Andrea Horan, founder, Tropical Popical

Your morals and beliefs as a business owner hit you fast when a pandemic like coronavirus strikes. We closed on March 14 and as the trauma of what was happening spread through the country, I started questioning all the decisions I’d made as a business owner that meant we weren’t as protected as a business for an extreme crisis.

As the days went on and I’d processed my initial anxiety I realised you can’t live your life waiting for the bad to come by doing what’s not right for you. You will adapt to the situation when it arrives — good or bad — and pivot.

Hannah Ennis, men’s fashion designer

The coronavirus has an impact on all areas of my business. Selling is at a standstill and I don’t know when to expect sales to pick up again as retailers are cancelling orders and everyone is shut. People are also not going to spend money on luxury goods when there is uncertainty about the stability of their income.

Luckily, I am in a situation where my business has not grown to a point yet where I rely on supply chains, but I was planning to launch new products and focus on manufacturing this year which will fall flat and be pushed back at least five to six months.

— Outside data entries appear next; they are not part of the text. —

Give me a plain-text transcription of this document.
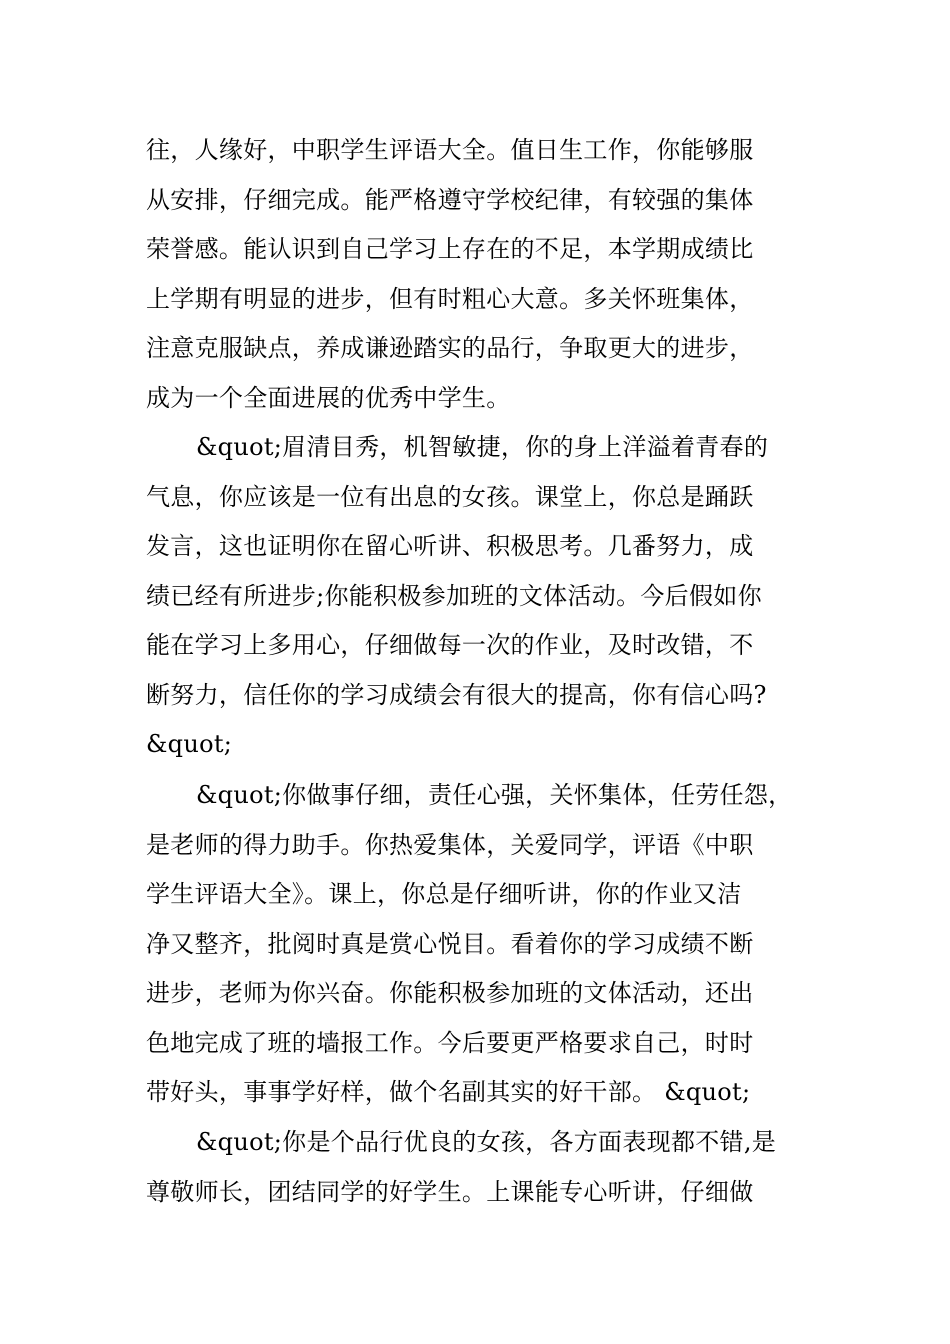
往，人缘好，中职学生评语大全。值日生工作，你能够服
从安排，仔细完成。能严格遵守学校纪律，有较强的集体
荣誉感。能认识到自己学习上存在的不足，本学期成绩比
上学期有明显的进步，但有时粗心大意。多关怀班集体，
注意克服缺点，养成谦逊踏实的品行，争取更大的进步，
成为一个全面进展的优秀中学生。
&quot;眉清目秀，机智敏捷，你的身上洋溢着青春的
气息，你应该是一位有出息的女孩。课堂上，你总是踊跃
发言，这也证明你在留心听讲、积极思考。几番努力，成
绩已经有所进步;你能积极参加班的文体活动。今后假如你
能在学习上多用心，仔细做每一次的作业，及时改错，不
断努力，信任你的学习成绩会有很大的提高，你有信心吗?
&quot;
&quot;你做事仔细，责任心强，关怀集体，任劳任怨，
是老师的得力助手。你热爱集体，关爱同学，评语《中职
学生评语大全》。课上，你总是仔细听讲，你的作业又洁
净又整齐，批阅时真是赏心悦目。看着你的学习成绩不断
进步，老师为你兴奋。你能积极参加班的文体活动，还出
色地完成了班的墙报工作。今后要更严格要求自己，时时
带好头，事事学好样，做个名副其实的好干部。 &quot;
&quot;你是个品行优良的女孩，各方面表现都不错,是
尊敬师长，团结同学的好学生。上课能专心听讲，仔细做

Aileen Carville, CEO, Founder, SKMMP

SKMMP builds virtual showrooms for fashion brands and multi-brand showrooms centralising wholesale order management online. Essentially the SKMMP virtual showroom is a digital catalogue of all the products in the collection enabling brands and buyers to complete business remotely.

Most fashion houses do not have a digital strategy for wholesale. SKMMP’s existing showroom clients doubled the number of collections they wanted digitised on the platform this season due to the low number of Asian buyers travelling to fashion week. As it transpired there was an increase in 50% of orders transacted via the digital showroom. While this is a terrible risk to society, our innovation is allowing a business to continue.

Mark Quinn, founder, Baluba

Has our world ever changed as swiftly? We are trying to be sensitive yet communicative and remain as alert as possible. Every sector is challenged, obviously, but there are opportunities out there and we are trying to get ready for the bounce back. It will come and it’s very important to stay positive.

We are soon to rebrand and become a much more sustainability-orientated consultancy and this feels more urgent than ever. I fundamentally believe great change, and indeed positivity, will emerge from this dark period.

Rory Parnell Mooney, men’s fashion designer

In terms of business, it’s quite a small impact on me as I work alone and autumn/winter 2020 is finished. I can still work and I’m well enough to get to the studio by walking or on my bike so I can avoid public transport, I think it could make an impact in terms of the overall growth of the brand over the coming six months but there are more important things than that, right?

I’m trying to start a knowledge exchange that will take place in online spaces where we connect students to designers/stylists/editors working in the industry to get feedback and show their work in the way they might in a degree show.

Obviously, the institutions they study at will continue to teach online but I think it’s a nice extra from the industry to step in and say, ‘We have a little bit of time, can we help right?’